Alertmanager Configuration
Create alertmanager.yml to define where and how alerts get sent. Here's a setup that routes critical alerts to email and warnings to Slack:
global:
resolve_timeout: 5m
slack_api_url: 'YOUR_SLACK_WEBHOOK_URL'
smtp_from: '[email protected]'
smtp_smarthost: 'smtp.example.com:587'
smtp_auth_username: '[email protected]'
smtp_auth_password: 'your-app-password'
smtp_require_tls: true
route:
receiver: 'default'
group_by: ['alertname', 'cluster', 'service']
group_wait: 30s
group_interval: 5m
repeat_interval: 12h
routes:
- match:
severity: critical
receiver: 'email-critical'
repeat_interval: 1h
- match:
severity: warning
receiver: 'slack-warnings'
repeat_interval: 4h
receivers:
- name: 'default'
slack_configs:
- channel: '#homelab-alerts'
title: '{{ .GroupLabels.alertname }}'
text: '{{ range .Alerts }}{{ .Annotations.description }}{{ end }}'
- name: 'email-critical'
email_configs:
- to: '[email protected]'
headers:
Subject: 'CRITICAL: {{ .GroupLabels.alertname }}'
- name: 'slack-warnings'
slack_configs:
- channel: '#homelab-warnings'
color: 'warning'
title: '{{ .GroupLabels.alertname }}'
text: '{{ range .Alerts }}{{ .Annotations.description }}{{ end }}'
inhibit_rules:
- source_match:
severity: 'critical'
target_match:
severity: 'warning'
equal: ['alertname', 'dev', 'instance']
The inhibit_rules section is subtle but important: if a critical alert is firing, don't also send the related warning. This prevents alert fatigue.

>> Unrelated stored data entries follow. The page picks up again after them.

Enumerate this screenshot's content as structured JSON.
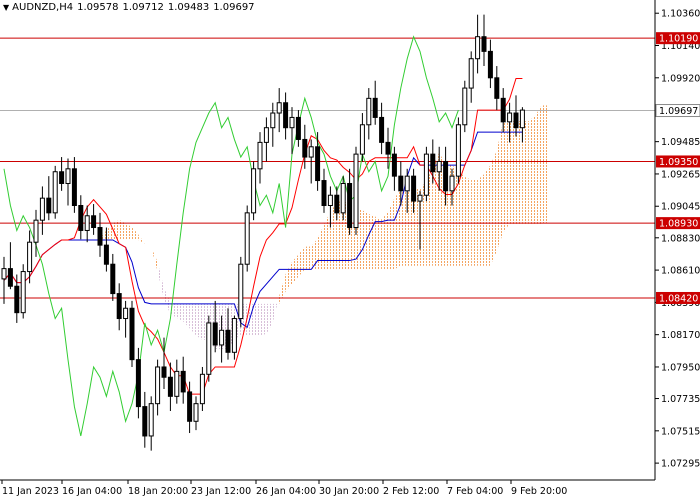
{
  "header": {
    "symbol": "AUDNZD,H4",
    "open": "1.09578",
    "high": "1.09712",
    "low": "1.09483",
    "close": "1.09697"
  },
  "chart_data": {
    "type": "candlestick",
    "symbol": "AUDNZD",
    "timeframe": "H4",
    "price_range": [
      1.0718,
      1.1045
    ],
    "x_labels": [
      "11 Jan 2023",
      "16 Jan 04:00",
      "18 Jan 20:00",
      "23 Jan 12:00",
      "26 Jan 04:00",
      "30 Jan 20:00",
      "2 Feb 12:00",
      "7 Feb 04:00",
      "9 Feb 20:00"
    ],
    "y_ticks": [
      "1.10360",
      "1.10140",
      "1.09920",
      "1.09485",
      "1.09265",
      "1.09045",
      "1.08830",
      "1.08610",
      "1.08390",
      "1.08170",
      "1.07950",
      "1.07735",
      "1.07515",
      "1.07295"
    ],
    "levels": [
      {
        "value": 1.1019,
        "label": "1.10190"
      },
      {
        "value": 1.0935,
        "label": "1.09350"
      },
      {
        "value": 1.0893,
        "label": "1.08930"
      },
      {
        "value": 1.0842,
        "label": "1.08420"
      }
    ],
    "current_price": {
      "value": 1.09697,
      "label": "1.09697"
    },
    "candles": [
      [
        1.0855,
        1.087,
        1.0838,
        1.0862
      ],
      [
        1.0862,
        1.088,
        1.0848,
        1.085
      ],
      [
        1.085,
        1.0858,
        1.0825,
        1.0832
      ],
      [
        1.0832,
        1.0865,
        1.0828,
        1.086
      ],
      [
        1.086,
        1.0888,
        1.0852,
        1.088
      ],
      [
        1.088,
        1.0902,
        1.087,
        1.0895
      ],
      [
        1.0895,
        1.0918,
        1.0885,
        1.091
      ],
      [
        1.091,
        1.0925,
        1.0895,
        1.09
      ],
      [
        1.09,
        1.0932,
        1.0896,
        1.0928
      ],
      [
        1.0928,
        1.0938,
        1.0915,
        1.092
      ],
      [
        1.092,
        1.0937,
        1.0905,
        1.093
      ],
      [
        1.093,
        1.0938,
        1.09,
        1.0905
      ],
      [
        1.0905,
        1.0912,
        1.0882,
        1.0888
      ],
      [
        1.0888,
        1.0905,
        1.088,
        1.0898
      ],
      [
        1.0898,
        1.0906,
        1.0885,
        1.089
      ],
      [
        1.089,
        1.09,
        1.087,
        1.0878
      ],
      [
        1.0878,
        1.089,
        1.086,
        1.0865
      ],
      [
        1.0865,
        1.0872,
        1.084,
        1.0845
      ],
      [
        1.0845,
        1.0852,
        1.082,
        1.0828
      ],
      [
        1.0828,
        1.084,
        1.0815,
        1.0835
      ],
      [
        1.0835,
        1.084,
        1.0795,
        1.08
      ],
      [
        1.08,
        1.0808,
        1.076,
        1.0768
      ],
      [
        1.0768,
        1.0778,
        1.074,
        1.0748
      ],
      [
        1.0748,
        1.0775,
        1.0738,
        1.077
      ],
      [
        1.077,
        1.08,
        1.0762,
        1.0795
      ],
      [
        1.0795,
        1.0815,
        1.078,
        1.0788
      ],
      [
        1.0788,
        1.0798,
        1.0765,
        1.0775
      ],
      [
        1.0775,
        1.08,
        1.077,
        1.0792
      ],
      [
        1.0792,
        1.0802,
        1.077,
        1.0778
      ],
      [
        1.0778,
        1.0785,
        1.075,
        1.0758
      ],
      [
        1.0758,
        1.0775,
        1.0752,
        1.077
      ],
      [
        1.077,
        1.0795,
        1.0765,
        1.079
      ],
      [
        1.079,
        1.083,
        1.0785,
        1.0825
      ],
      [
        1.0825,
        1.084,
        1.0805,
        1.081
      ],
      [
        1.081,
        1.083,
        1.0798,
        1.082
      ],
      [
        1.082,
        1.0835,
        1.08,
        1.0805
      ],
      [
        1.0805,
        1.083,
        1.08,
        1.0828
      ],
      [
        1.0828,
        1.087,
        1.0822,
        1.0865
      ],
      [
        1.0865,
        1.0905,
        1.086,
        1.09
      ],
      [
        1.09,
        1.0935,
        1.0895,
        1.093
      ],
      [
        1.093,
        1.0955,
        1.092,
        1.0948
      ],
      [
        1.0948,
        1.0965,
        1.0935,
        1.0958
      ],
      [
        1.0958,
        1.0975,
        1.0945,
        1.0968
      ],
      [
        1.0968,
        1.0985,
        1.0955,
        1.0975
      ],
      [
        1.0975,
        1.0982,
        1.095,
        1.0958
      ],
      [
        1.0958,
        1.0972,
        1.094,
        1.0965
      ],
      [
        1.0965,
        1.097,
        1.0945,
        1.095
      ],
      [
        1.095,
        1.096,
        1.093,
        1.0938
      ],
      [
        1.0938,
        1.095,
        1.092,
        1.0945
      ],
      [
        1.0945,
        1.0955,
        1.0915,
        1.0922
      ],
      [
        1.0922,
        1.093,
        1.09,
        1.0905
      ],
      [
        1.0905,
        1.0918,
        1.089,
        1.0912
      ],
      [
        1.0912,
        1.0918,
        1.0895,
        1.09
      ],
      [
        1.09,
        1.0925,
        1.0895,
        1.092
      ],
      [
        1.092,
        1.093,
        1.0885,
        1.089
      ],
      [
        1.089,
        1.0945,
        1.0885,
        1.094
      ],
      [
        1.094,
        1.0968,
        1.0935,
        1.096
      ],
      [
        1.096,
        1.0985,
        1.095,
        1.0978
      ],
      [
        1.0978,
        1.099,
        1.096,
        1.0965
      ],
      [
        1.0965,
        1.0975,
        1.094,
        1.0948
      ],
      [
        1.0948,
        1.0958,
        1.093,
        1.094
      ],
      [
        1.094,
        1.0945,
        1.0915,
        1.0925
      ],
      [
        1.0925,
        1.0935,
        1.0905,
        1.0915
      ],
      [
        1.0915,
        1.093,
        1.09,
        1.0925
      ],
      [
        1.0925,
        1.093,
        1.09,
        1.0908
      ],
      [
        1.0908,
        1.0915,
        1.0875,
        1.0912
      ],
      [
        1.0912,
        1.0945,
        1.0908,
        1.094
      ],
      [
        1.094,
        1.095,
        1.092,
        1.0928
      ],
      [
        1.0928,
        1.0945,
        1.0915,
        1.0935
      ],
      [
        1.0935,
        1.0945,
        1.0905,
        1.0915
      ],
      [
        1.0915,
        1.093,
        1.0905,
        1.0925
      ],
      [
        1.0925,
        1.0965,
        1.092,
        1.096
      ],
      [
        1.096,
        1.099,
        1.0955,
        1.0985
      ],
      [
        1.0985,
        1.101,
        1.0975,
        1.1005
      ],
      [
        1.1005,
        1.1035,
        1.0995,
        1.102
      ],
      [
        1.102,
        1.1035,
        1.1,
        1.101
      ],
      [
        1.101,
        1.1018,
        1.0985,
        1.0992
      ],
      [
        1.0992,
        1.1,
        1.097,
        1.0978
      ],
      [
        1.0978,
        1.0985,
        1.0955,
        1.0962
      ],
      [
        1.0962,
        1.0975,
        1.0948,
        1.0968
      ],
      [
        1.0968,
        1.098,
        1.0952,
        1.0958
      ],
      [
        1.0958,
        1.0972,
        1.0948,
        1.097
      ]
    ],
    "ichimoku": {
      "tenkan_color": "#ff0000",
      "kijun_color": "#0000cd",
      "chikou_color": "#32cd32",
      "cloud_colors": {
        "bullish": "#f4a460",
        "bearish": "#d8bfd8"
      }
    }
  }
}
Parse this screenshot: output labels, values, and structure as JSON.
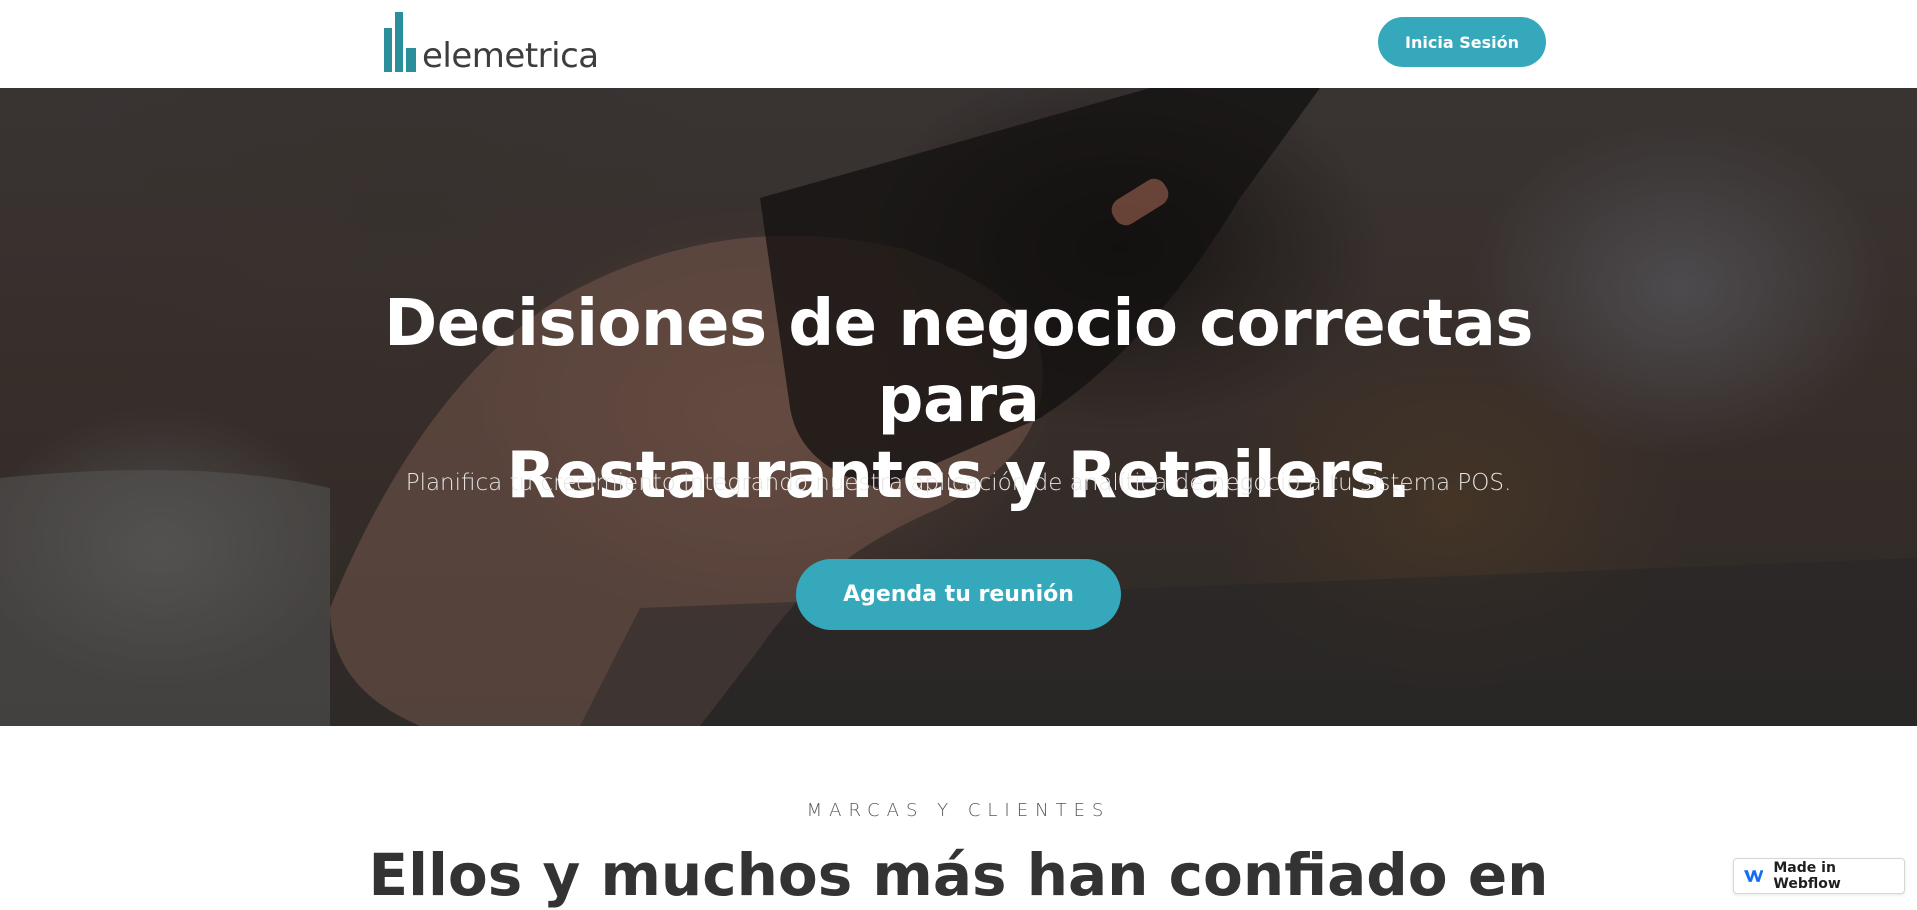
{
  "navbar": {
    "logo_text": "elemetrica",
    "login_label": "Inicia Sesión"
  },
  "hero": {
    "title_line1": "Decisiones de negocio correctas para",
    "title_line2": "Restaurantes y Retailers.",
    "subtitle": "Planifica tu crecimiento integrando nuestra aplicación de analítica de negocio a tu sistema POS.",
    "cta_label": "Agenda tu reunión"
  },
  "brands": {
    "eyebrow": "MARCAS Y CLIENTES",
    "title": "Ellos y muchos más han confiado en"
  },
  "badge": {
    "label": "Made in Webflow"
  },
  "colors": {
    "accent": "#35a9bb",
    "logo": "#2a8f9a",
    "heading_dark": "#333333"
  },
  "icons": {
    "logo_mark": "bar-chart-icon",
    "badge_icon": "webflow-icon"
  }
}
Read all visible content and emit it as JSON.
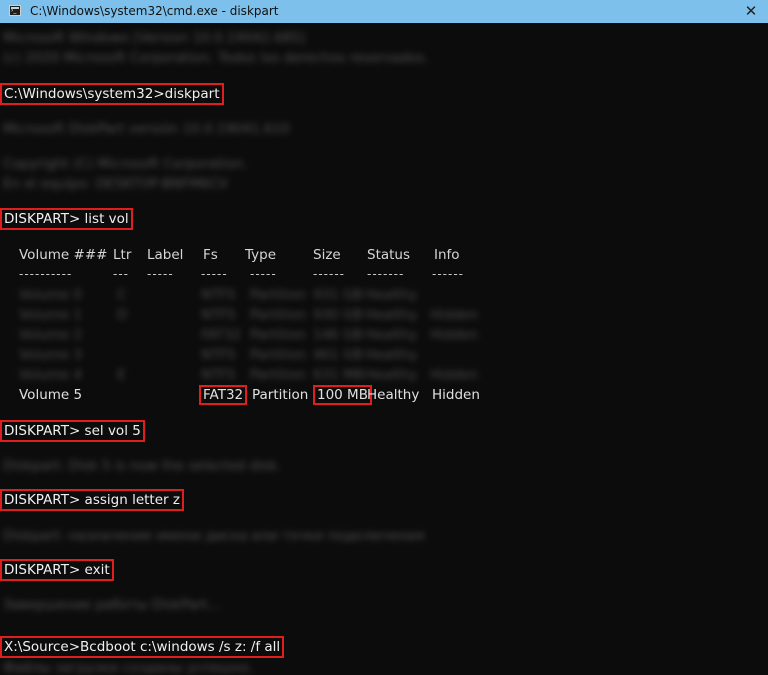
{
  "window": {
    "title": "C:\\Windows\\system32\\cmd.exe - diskpart",
    "close_glyph": "✕"
  },
  "console": {
    "blur_header": [
      "Microsoft Windows [Version 10.0.19042.685]",
      "(c) 2020 Microsoft Corporation. Todos los derechos reservados."
    ],
    "cmd_diskpart": "C:\\Windows\\system32>diskpart",
    "blur_diskpart_version": "Microsoft DiskPart versión 10.0.19041.610",
    "blur_copyright": [
      "Copyright (C) Microsoft Corporation.",
      "En el equipo: DESKTOP-BNFM6CV"
    ],
    "cmd_list_vol": "DISKPART> list vol",
    "table": {
      "headers": [
        "Volume ###",
        "Ltr",
        "Label",
        "Fs",
        "Type",
        "Size",
        "Status",
        "Info"
      ],
      "dashes": [
        "----------",
        "---",
        "-----",
        "-----",
        "-----",
        "------",
        "-------",
        "------"
      ],
      "blurred_rows": [
        [
          "Volume 0",
          "C",
          "",
          "NTFS",
          "Partition",
          "931 GB",
          "Healthy",
          ""
        ],
        [
          "Volume 1",
          "D",
          "",
          "NTFS",
          "Partition",
          "930 GB",
          "Healthy",
          "Hidden"
        ],
        [
          "Volume 2",
          "",
          "",
          "FAT32",
          "Partition",
          "146 GB",
          "Healthy",
          "Hidden"
        ],
        [
          "Volume 3",
          "",
          "",
          "NTFS",
          "Partition",
          "461 GB",
          "Healthy",
          ""
        ],
        [
          "Volume 4",
          "E",
          "",
          "NTFS",
          "Partition",
          "631 MB",
          "Healthy",
          "Hidden"
        ]
      ],
      "highlight_row": {
        "volume": "Volume 5",
        "fs": "FAT32",
        "type": "Partition",
        "size": "100 MB",
        "status": "Healthy",
        "info": "Hidden"
      }
    },
    "cmd_sel_vol": "DISKPART> sel vol 5",
    "blur_selected": "Diskpart: Disk 5 is now the selected disk.",
    "cmd_assign": "DISKPART> assign letter z",
    "blur_assign": "Diskpart: назначение имени диска или точки подключения",
    "cmd_exit": "DISKPART> exit",
    "blur_exit": "Завершение работы DiskPart...",
    "cmd_bcdboot": "X:\\Source>Bcdboot  c:\\windows /s z: /f all",
    "blur_bcdboot": "Файлы загрузки созданы успешно."
  }
}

Setting Up Grafana Dashboards
You can manually create dashboards in Grafana's web UI (port 3000), but I prefer to provision them. Create a directory structure:
mkdir -p grafana/provisioning/dashboards
mkdir -p grafana/provisioning/datasources
Create grafana/provisioning/datasources/prometheus.yml:
apiVersion: 1
datasources:
- name: Prometheus
type: prometheus
access: proxy
url: http://prometheus:9090
isDefault: true
Then create a basic dashboard YAML in grafana/provisioning/dashboards/homelab.json (or import one from Grafana Labs—the "Node Exporter Full" dashboard is excellent). Update your compose file to mount this provisioning directory as I showed earlier, and dashboards will auto-load on startup.
Running It All
Start the stack with:
docker-compose up -d
Check that everything came up:
docker-compose ps
Visit http://localhost:9090 for Prometheus (you'll see your targets under Status → Targets), http://localhost:3000 for Grafana (default login is admin/changeme—change it immediately), and http://localhost:9093 for Alertmanager's dashboard.
Look at the Prometheus expression browser and run a query like node_cpu_seconds_total. If you see data, your scrapers are working. If not, check the Prometheus logs with docker-compose logs prometheus.